Editorial: Fora de sintonia
Brasília, 02/08/2005 - O editorial "Fora de sintonia" foi publicado na edição de hoje (02) do jornal O Globo:
"Se ainda houvesse dúvidas sobre a necessidade urgente de uma reforma universitária no Brasil, o alto índice de reprovação no último exame para a Ordem dos Advogados do Brasil de São Paulo seria o argumento que faltava para convencer os céticos. Dos mais de 20 mil bacharéis de direito que se candidataram cerca de 90% foram rejeitados.
Diante de tão alto número de profissionais desqualificados, a Justiça e a sociedade brasileiras ficam em dívida com a OAB, que criou uma barreira capaz de impedir que exerçam a advocacia e ostentem o título de advogado.
Infelizmente não existe sistema de triagem semelhante numa área vital como a medicina, e merecem apoio os esforços do Conselho Regional de Medicina de São Paulo para tirar do mercado os maus médicos.
O governo federal está se mobilizando para mudar a situação, e na sexta-feira encaminhou ao Congresso proposta de reforma universitária preparada pelo Ministério da Educação. Mas, além de equívocos na própria escala de prioridades do MEC, ainda há muito a ser aperfeiçoado no projeto, a julgar pela versão do texto que acaba de ser divulgada.
Insiste-se na idéia de instituir cotas e subcotas no ensino superior. Todas as universidades federais que venham a ser criadas depois que a lei entrar em vigor estarão obrigadas a reservar metade das vagas de graduação para alunos que tenham feito o curso médio em escolas públicas. Deverão também destinar a negros e índios um número de vagas que reflita a composição étnica do estado onde se localizem. As universidades existentes terão até 2015 para se enquadrar.

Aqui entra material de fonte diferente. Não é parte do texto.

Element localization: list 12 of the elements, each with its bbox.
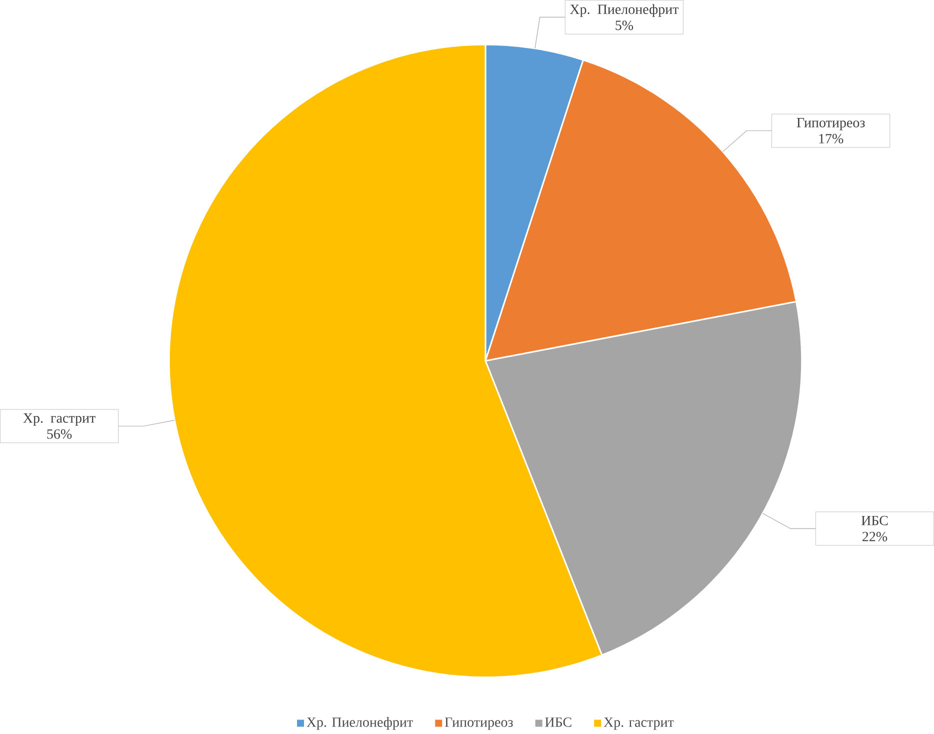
legend-label: Гипотиреоз [444, 717, 513, 730]
slice-label: Хр. Пиелонефрит [570, 4, 679, 17]
legend-label: Хр. гастрит [604, 717, 674, 730]
slice-label: Гипотиреоз [796, 118, 865, 130]
data-label: 22% [862, 532, 888, 542]
slice-label: ИБС [861, 516, 888, 526]
data-label: 17% [819, 134, 844, 144]
legend-label: Хр. Пиелонефрит [306, 716, 413, 730]
slice-label: Хр. гастрит [23, 413, 96, 426]
data-label: 5% [616, 20, 634, 30]
legend-label: ИБС [545, 717, 572, 727]
data-label: 56% [47, 429, 72, 439]
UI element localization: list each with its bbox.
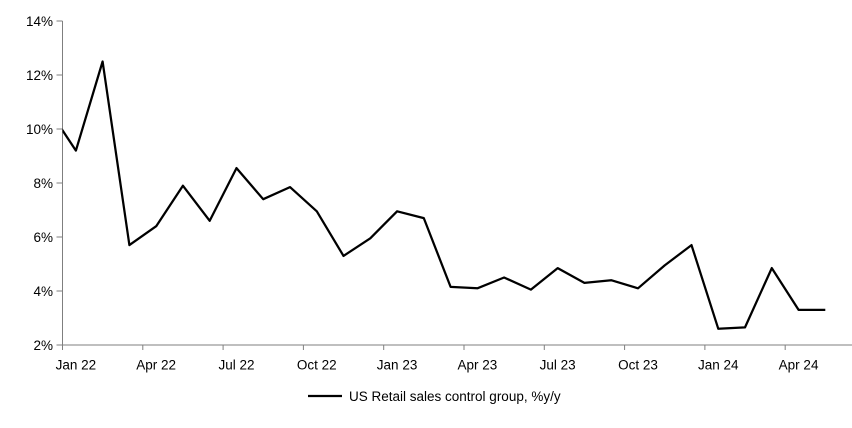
- series-line-us-retail-control-group: [49, 62, 825, 329]
- x-axis-label: Apr 22: [136, 358, 176, 373]
- x-axis-label: Oct 22: [297, 358, 337, 373]
- legend-label: US Retail sales control group, %y/y: [349, 389, 561, 404]
- x-axis-label: Oct 23: [618, 358, 658, 373]
- x-axis-label: Apr 23: [457, 358, 497, 373]
- x-axis-label: Jan 22: [56, 358, 97, 373]
- x-axis-label: Jul 22: [218, 358, 254, 373]
- axes: [63, 21, 852, 345]
- y-axis-label: 2%: [33, 338, 53, 353]
- y-axis-label: 6%: [33, 230, 53, 245]
- x-axis-label: Jan 24: [698, 358, 739, 373]
- y-axis-label: 12%: [26, 68, 53, 83]
- x-axis-label: Apr 24: [779, 358, 819, 373]
- x-axis-label: Jul 23: [540, 358, 576, 373]
- y-axis-label: 14%: [26, 14, 53, 29]
- y-axis-label: 10%: [26, 122, 53, 137]
- y-axis-ticks: [57, 21, 63, 345]
- x-axis-labels: Jan 22 Apr 22 Jul 22 Oct 22 Jan 23 Apr 23 Jul …: [56, 358, 819, 373]
- y-axis-label: 4%: [33, 284, 53, 299]
- x-axis-ticks: [63, 345, 786, 350]
- y-axis-label: 8%: [33, 176, 53, 191]
- x-axis-label: Jan 23: [377, 358, 418, 373]
- y-axis-labels: 2% 4% 6% 8% 10% 12% 14%: [26, 14, 53, 353]
- legend: US Retail sales control group, %y/y: [308, 389, 561, 404]
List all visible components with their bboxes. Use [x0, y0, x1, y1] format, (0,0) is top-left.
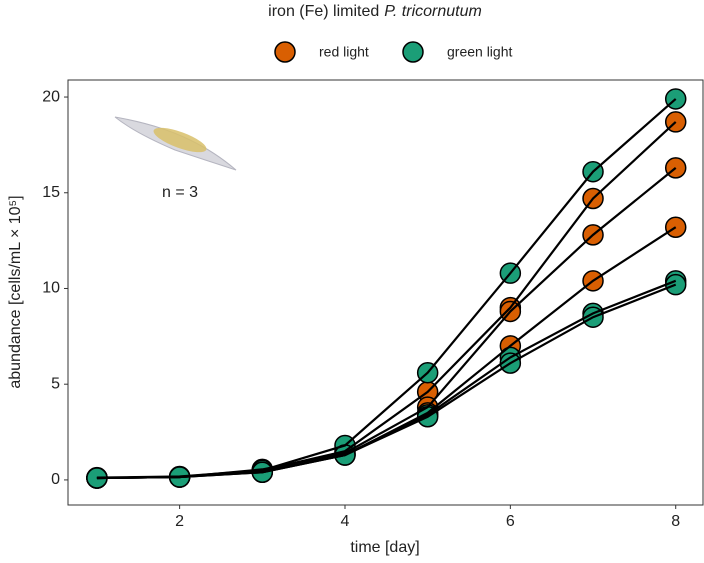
- x-tick-label: 8: [671, 513, 680, 530]
- y-axis-label: abundance [cells/mL × 10⁵]: [7, 195, 24, 388]
- y-tick-label: 15: [42, 184, 60, 201]
- legend-swatch: [402, 41, 424, 63]
- title-species: P. tricornutum: [384, 3, 482, 20]
- legend-label: green light: [447, 44, 512, 60]
- legend-label: red light: [319, 44, 369, 60]
- series-line: [96, 226, 677, 480]
- panel-border: [67, 79, 704, 506]
- chart-title: iron (Fe) limited P. tricornutum: [268, 3, 482, 20]
- annotation: n = 3: [162, 184, 198, 201]
- diatom-icon: [114, 116, 237, 171]
- series-line: [96, 283, 677, 480]
- y-tick-label: 0: [51, 471, 60, 488]
- y-tick-label: 5: [51, 375, 60, 392]
- x-tick-label: 6: [506, 513, 515, 530]
- x-axis-label: time [day]: [350, 539, 419, 556]
- y-tick-label: 10: [42, 280, 60, 297]
- title-text: iron (Fe) limited: [268, 3, 379, 20]
- legend-swatch: [274, 41, 296, 63]
- x-tick-label: 4: [341, 513, 350, 530]
- y-tick-label: 20: [42, 88, 60, 105]
- x-tick-label: 2: [175, 513, 184, 530]
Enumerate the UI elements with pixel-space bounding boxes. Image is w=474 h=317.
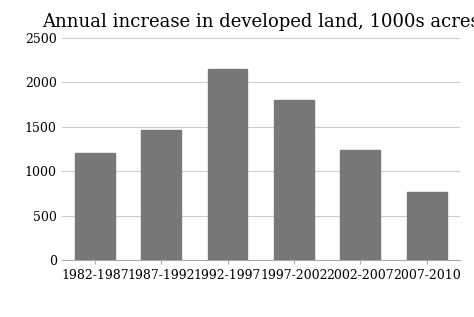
Bar: [208, 69, 247, 260]
Bar: [75, 153, 115, 260]
Bar: [141, 130, 181, 260]
Bar: [274, 100, 314, 260]
Bar: [340, 150, 380, 260]
Bar: [407, 191, 447, 260]
Title: Annual increase in developed land, 1000s acres: Annual increase in developed land, 1000s…: [42, 13, 474, 31]
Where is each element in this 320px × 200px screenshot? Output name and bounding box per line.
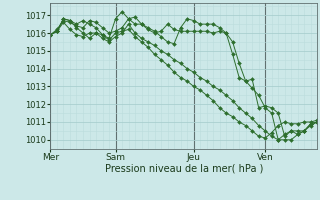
X-axis label: Pression niveau de la mer( hPa ): Pression niveau de la mer( hPa ) <box>105 163 263 173</box>
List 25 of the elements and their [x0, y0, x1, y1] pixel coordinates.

A intenção de utilizar o sistema de cotas para fazer justiça social, assegurando oportunidades de educação e acensão social a brasileiros historicamente em desvantagem, pode ser admirável, mas tem o grave inconveniente de aguçar o racismo e destruir o princípio do mérito. Como melhorar a qualidade do ensino desprezando o merecimento?
Mas o grave defeito em toda a política educacional é a baixa prioridade dada à reforma do ensino fundamental e do médio. A deficiência denunciada em exames como os da OAB não vem só dos bancos universitários: é herança dos primórdios da vida estudantil, quando se lançam os alicerces da educação".